A diferença com clínica clínica padrão: presença de centro cirúrgico ambulatorial dedicado a olho, cirurgia em escala (10-30 cirurgias/dia em centro grande), fluxo curto de paciente (cirurgia 15-25 min + alta em 1-3h), uso de microscópio cirúrgico + facoemulsificador como equipamento.

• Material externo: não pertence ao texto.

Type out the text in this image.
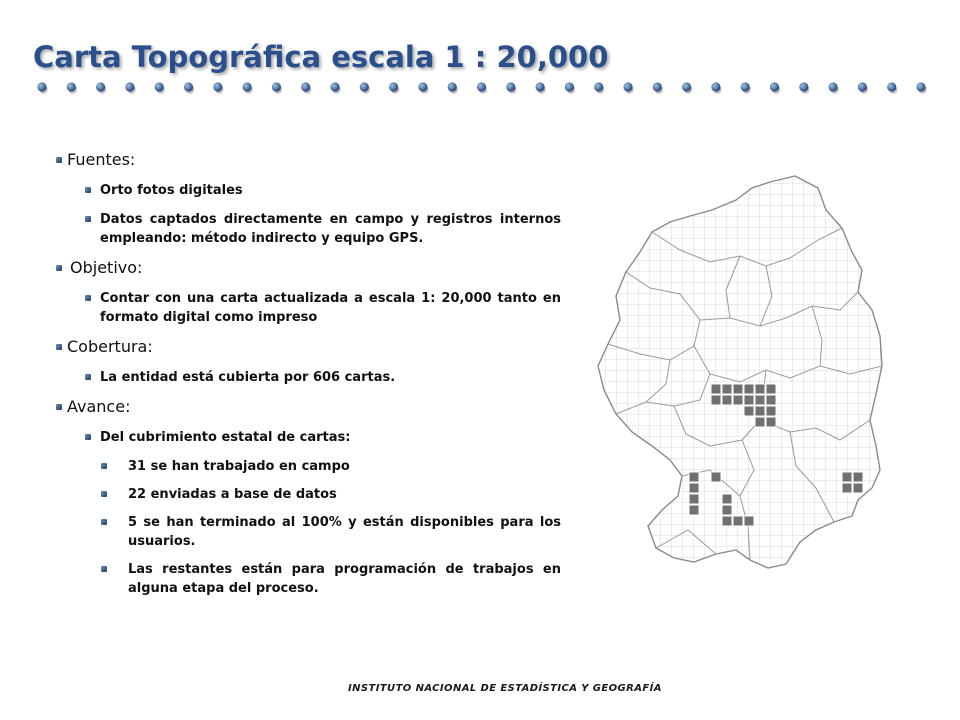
Carta Topográfica escala 1 : 20,000
Fuentes:
Orto fotos digitales
Datos captados directamente en campo y registros internos empleando: método indirecto y equipo GPS.
Objetivo:
Contar con una carta actualizada a escala 1: 20,000 tanto en formato digital como impreso
Cobertura:
La entidad está cubierta por 606 cartas.
Avance:
Del cubrimiento estatal de cartas:
31 se han trabajado en campo
22 enviadas a base de datos
5 se han terminado al 100% y están disponibles para los usuarios.
Las restantes están para programación de trabajos en alguna etapa del proceso.
INSTITUTO NACIONAL DE ESTADÍSTICA Y GEOGRAFÍA
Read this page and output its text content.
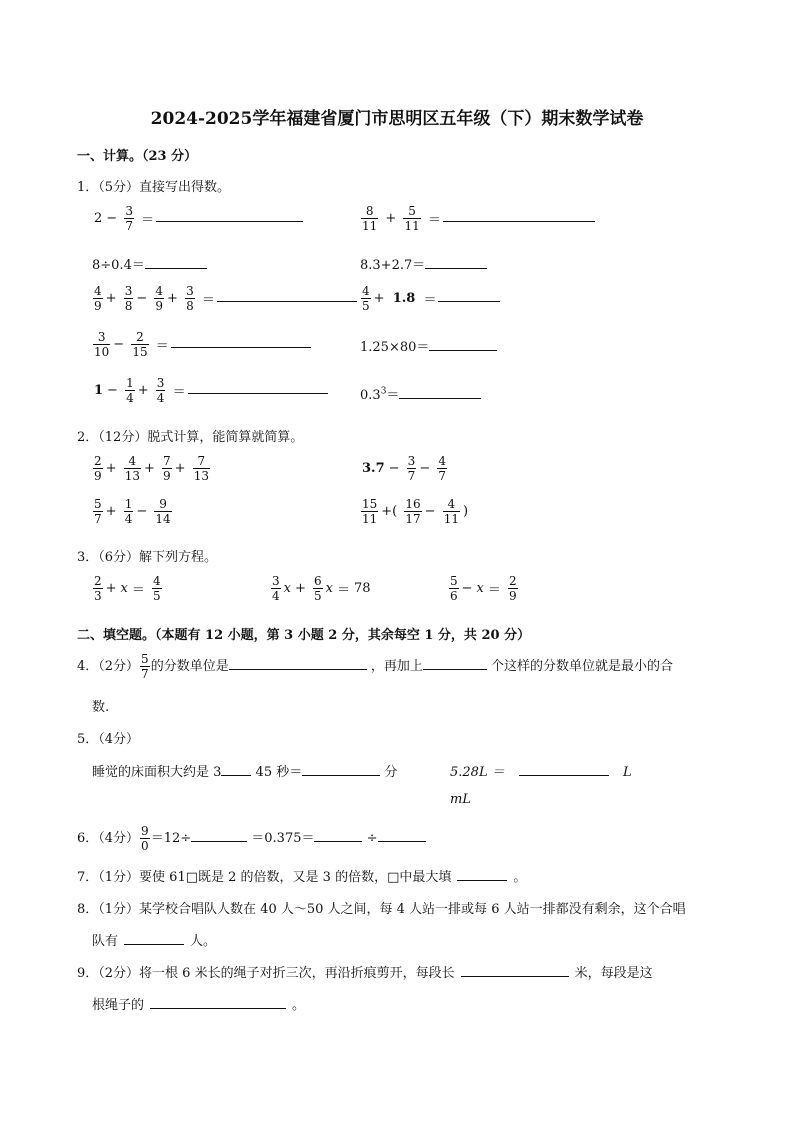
2024-2025学年福建省厦门市思明区五年级（下）期末数学试卷
一、计算。（23 分）
1．（5分）直接写出得数。
$2 - \frac{3}{7}$ ＝	$\frac{8}{11} + \frac{5}{11}$ ＝
8÷0.4＝	8.3+2.7＝
$\frac{4}{9} + \frac{3}{8} - \frac{4}{9} + \frac{3}{8}$ ＝	$\frac{4}{5} + 1.8$ ＝
$\frac{3}{10} - \frac{2}{15}$ ＝	1.25×80＝
$1 - \frac{1}{4} + \frac{3}{4}$ ＝	$0.3^3=$
2．（12分）脱式计算，能简算就简算。
$\frac{2}{9} + \frac{4}{13} + \frac{7}{9} + \frac{7}{13}$	$3.7 - \frac{3}{7} - \frac{4}{7}$
$\frac{5}{7} + \frac{1}{4} - \frac{9}{14}$	$\frac{15}{11}$ +( $\frac{16}{17} - \frac{4}{11}$ )
3．（6分）解下列方程。
$\frac{2}{3} + x = \frac{4}{5}$	$\frac{3}{4}$ $x + \frac{6}{5}$ x ＝ 78	$\frac{5}{6} - x = \frac{2}{9}$
二、填空题。（本题有 12 小题，第 3 小题 2 分，其余每空 1 分，共 20 分）
4．（2分） $\frac{5}{7}$ 的分数单位是	，再加上	个这样的分数单位就是最小的合
数.
5．（4分）
睡觉的床面积大约是 3	45 秒＝	分	5.28L ＝	L
mL
6．（4分） $\frac{9}{0} =12\div$	＝0.375＝	÷
7．（1分）要使 61□既是 2 的倍数，又是 3 的倍数，□中最大填	。
8．（1分）某学校合唱队人数在 40 人～50 人之间，每 4 人站一排或每 6 人站一排都没有剩余，这个合唱
队有	人。
9．（2分）将一根 6 米长的绳子对折三次，再沿折痕剪开，每段长	米，每段是这
根绳子的	。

A diferença com cirurgia plástica ambulatorial: volume sólido menor (sem peça anatômica grande), volume de fluido moderado, uso de OPME específico (lente intraocular com cadeia ANVISA RDC 67), procedimento em escala maior (centros grandes fazem 30-60/dia).
PGRSS específico oftalmologia cirúrgica é diferente do PGRSS de oftalmologia clínica (consultório com refração + tonometria + fundoscopia, sem cirurgia).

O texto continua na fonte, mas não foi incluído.